In October 2016, Google opened Made by Google, a temporary pop-up showroom in the SoHo neighborhood of New York City. The space offered a glimpse at hardware products the company had recently developed, including the Pixel smartphone, Google Home smart speaker, and Daydream View virtual reality headset.

==== Best Buy ====
In November 2016, Google opened "Google Shop", a store-within-a-store where Google displays its hardware products. The Google Shops, available at select Best Buy locations in Canada, gives Google a retail presence that's "been key to building a premium mobile device customer base that’s sizable and loyal, and it’s not something Google has really had with its previous Nexus program". The Shops are "distinctly Google", with visual aesthetics featuring "light wood grain and gray fabric pairing up with playful hints of bright colors", along with "custom-created modular furniture that nests when standing room is limited, but can easily accommodate, say, a small group of students with stool seating in a pinch". In a comment to TechCrunch, Janell Fischer, Google's Director of Retail Marketing, said that "We love it when people can come in, discover, play and have fun and it just happens to be with technology.
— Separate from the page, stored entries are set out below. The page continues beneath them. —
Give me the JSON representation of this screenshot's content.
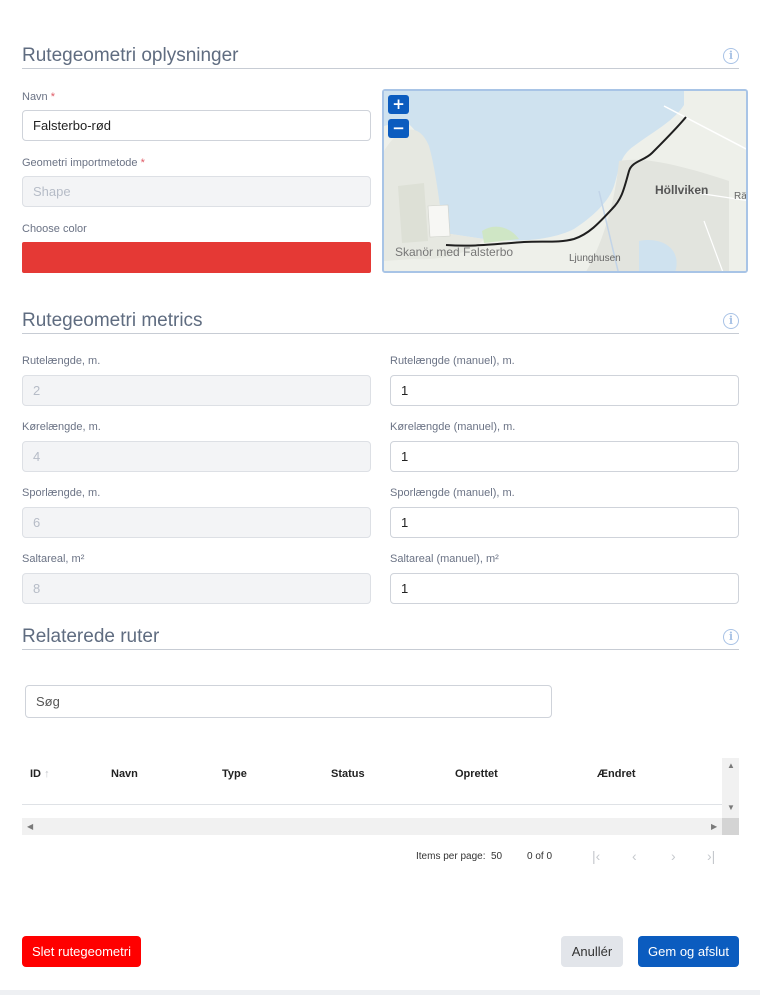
{
  "sections": {
    "info_title": "Rutegeometri oplysninger",
    "metrics_title": "Rutegeometri metrics",
    "related_title": "Relaterede ruter"
  },
  "info": {
    "name_label": "Navn",
    "name_required": "*",
    "name_value": "Falsterbo-rød",
    "import_label": "Geometri importmetode",
    "import_required": "*",
    "import_value": "Shape",
    "color_label": "Choose color",
    "color_value": "#e53935"
  },
  "map": {
    "zoom_in": "+",
    "zoom_out": "−",
    "place_hollviken": "Höllviken",
    "place_skanor": "Skanör med Falsterbo",
    "place_ljunghusen": "Ljunghusen",
    "place_ra": "Rä"
  },
  "metrics": {
    "rute_label": "Rutelængde, m.",
    "rute_value": "2",
    "rute_manual_label": "Rutelængde (manuel), m.",
    "rute_manual_value": "1",
    "kore_label": "Kørelængde, m.",
    "kore_value": "4",
    "kore_manual_label": "Kørelængde (manuel), m.",
    "kore_manual_value": "1",
    "spor_label": "Sporlængde, m.",
    "spor_value": "6",
    "spor_manual_label": "Sporlængde (manuel), m.",
    "spor_manual_value": "1",
    "salt_label": "Saltareal, m²",
    "salt_value": "8",
    "salt_manual_label": "Saltareal (manuel), m²",
    "salt_manual_value": "1"
  },
  "related": {
    "search_placeholder": "Søg",
    "columns": [
      "ID",
      "Navn",
      "Type",
      "Status",
      "Oprettet",
      "Ændret"
    ],
    "sort_indicator": "↑",
    "items_per_page_label": "Items per page:",
    "items_per_page_value": "50",
    "range": "0 of 0"
  },
  "actions": {
    "delete": "Slet rutegeometri",
    "cancel": "Anullér",
    "save": "Gem og afslut"
  },
  "icons": {
    "info": "info-icon",
    "first_page": "first-page-icon",
    "prev_page": "prev-page-icon",
    "next_page": "next-page-icon",
    "last_page": "last-page-icon"
  }
}
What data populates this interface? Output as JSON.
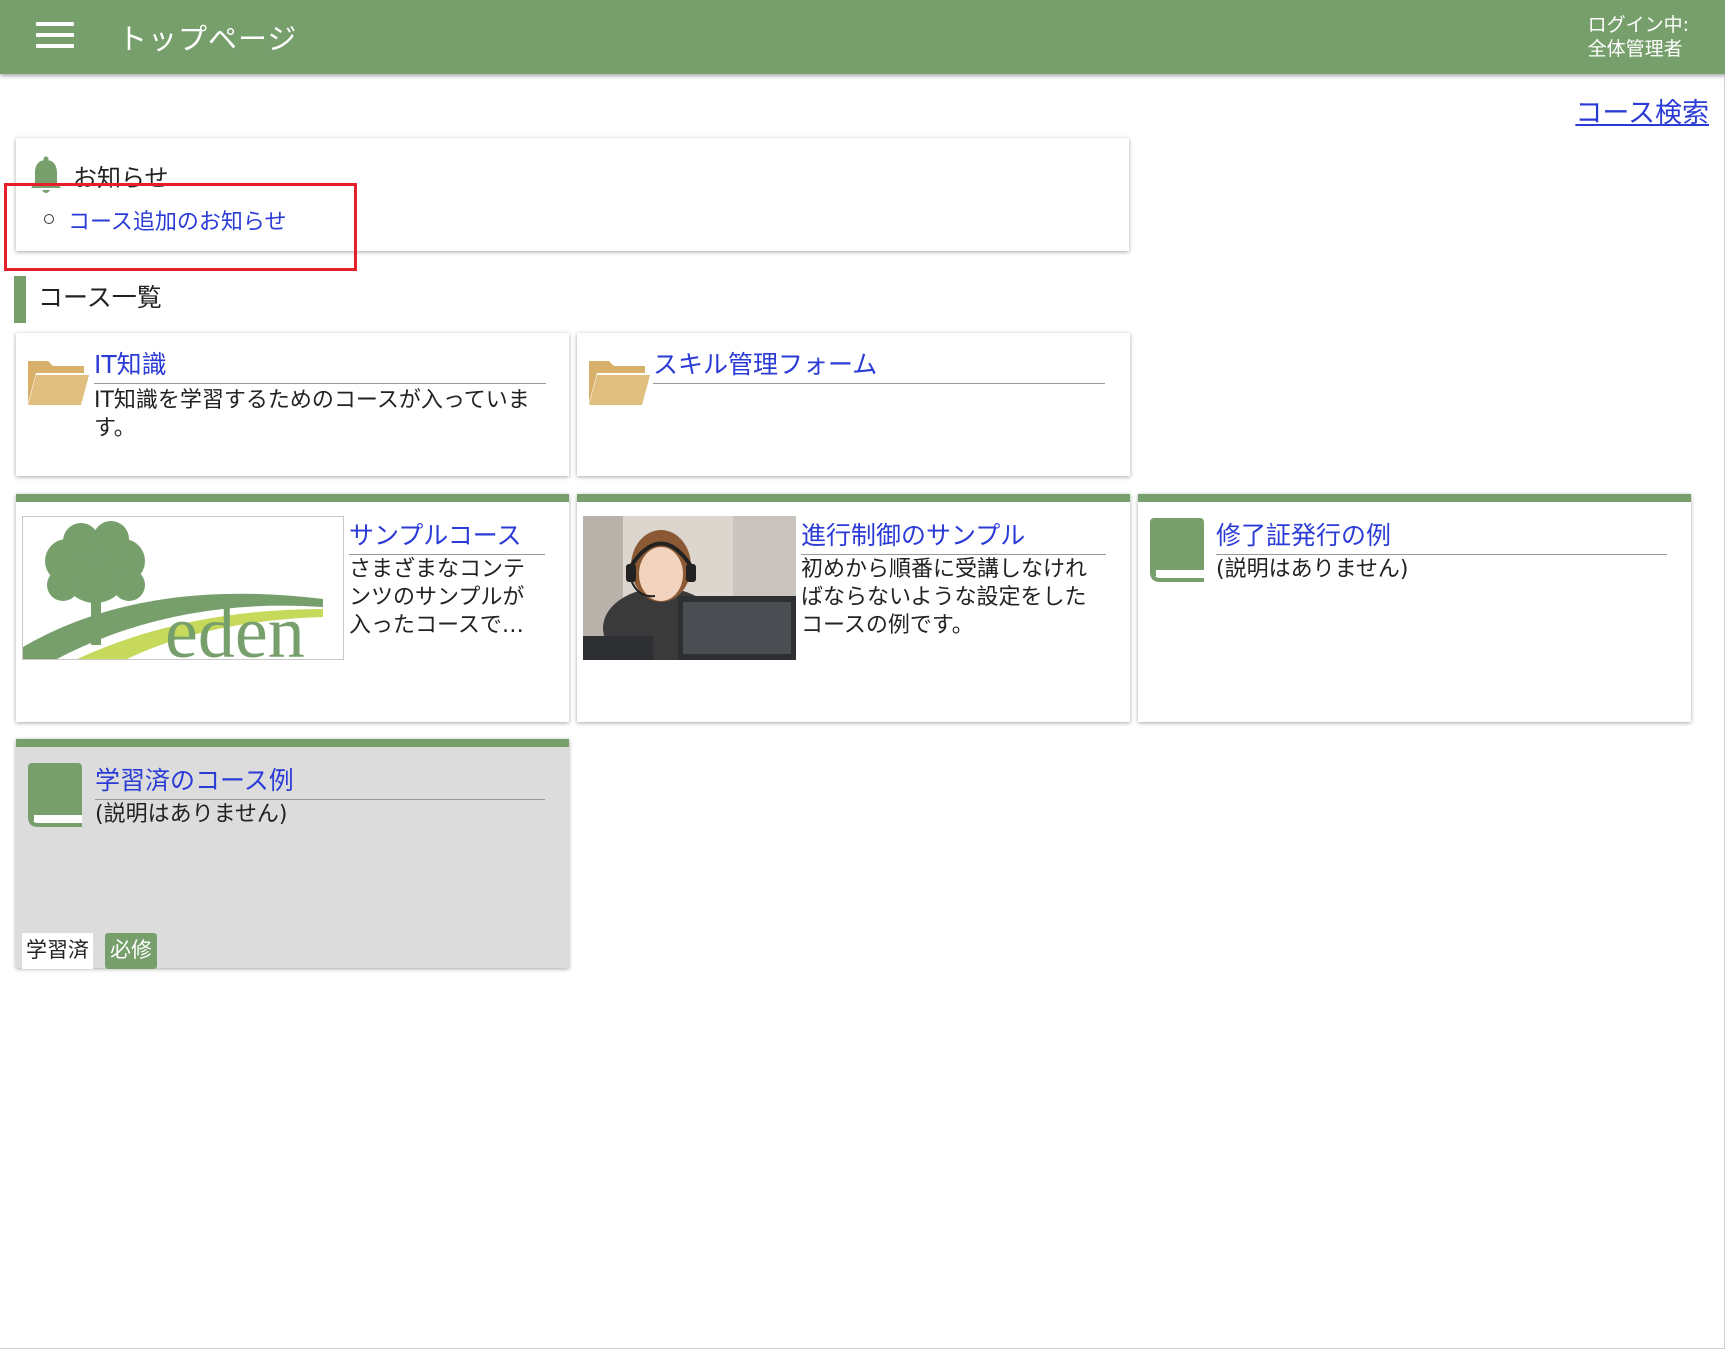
{
  "header": {
    "title": "トップページ",
    "login_status": "ログイン中:",
    "user_name": "全体管理者",
    "menu_icon": "hamburger-menu-icon",
    "bg_color": "#779f6c"
  },
  "course_search_link": "コース検索",
  "notice": {
    "title": "お知らせ",
    "icon": "bell-icon",
    "items": [
      "コース追加のお知らせ"
    ]
  },
  "course_list": {
    "heading": "コース一覧",
    "folders": [
      {
        "title": "IT知識",
        "description": "IT知識を学習するためのコースが入っています。",
        "icon": "folder-icon"
      },
      {
        "title": "スキル管理フォーム",
        "description": "",
        "icon": "folder-icon"
      }
    ],
    "courses": [
      {
        "title": "サンプルコース",
        "description": "さまざまなコンテンツのサンプルが入ったコースで…",
        "thumbnail": "eden-logo",
        "logo_text": "eden"
      },
      {
        "title": "進行制御のサンプル",
        "description": "初めから順番に受講しなければならないような設定をしたコースの例です。",
        "thumbnail": "headset-person-photo"
      },
      {
        "title": "修了証発行の例",
        "description": "(説明はありません)",
        "icon": "book-icon"
      },
      {
        "title": "学習済のコース例",
        "description": "(説明はありません)",
        "icon": "book-icon",
        "tags": [
          "学習済",
          "必修"
        ]
      }
    ]
  },
  "colors": {
    "accent": "#779f6c",
    "link": "#2b3bd6",
    "folder": "#e0bf7f",
    "highlight_box": "#e5202b",
    "completed_card_bg": "#dcdcdc"
  }
}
So we’ve really tried to layer on lots of different immersive sorts of experiences, some that are direct demonstrations of the product and product features, but some that are more exploratory and fun". Each Google Shop "could have unique digital content tailored to the city wherein it resides".

=== Brick-and-mortar ===
As of September 2026, there were Google Store had 11 physical retail locations, of which 10 were in the US and 1 in Japan.

==== Chelsea ====
In May 2021, Google announced that it would be opening a physical retail store as part of its Chelsea Market campus in New York City, next to its New York offices. Similar to the Apple Store, the Google Store Chelsea showcases Google's hardware products including Pixel, Nest, Chromecast, Fitbit, and Pixelbook devices, subscription services such as Google Stadia and Google Fi Wireless, software products such as Google Translate and Google Duo, as well as exclusive merchandise. It opened on June 17, 2021.

==== Williamsburg ====
In May 2022, Google announced during the 2022 Google I/O keynote that a second physical Google Store would open in Williamsburg, Brooklyn. It opened on June 16, 2022.

==== Mountain View ====
In September 2023, Google announced that a third physical Google Store would be opened in the new Google Visitor Experience visitor center next to the Googleplex in Mountain View, California, the first Google Store on the West Coast. The store opened alongside the visitor center on October 12, 2023.

The fourth physical Google Store located at 153 Newbury Street in Boston, Massachusetts officially opened in 2024.

A fifth physical Google Store opened on November 1, 2024, at Oakbrook Center in suburban Oak Brook in the Chicagoland area.

Other locations are in Santa Monica in the Greater Los Angeles, Austin, Texas, and San Diego since 2025, and in Aventura, Florida and Tokyo since 2026.

== Awards ==
Google Store received the 2016 Webby Award in the Consumer Electronics category.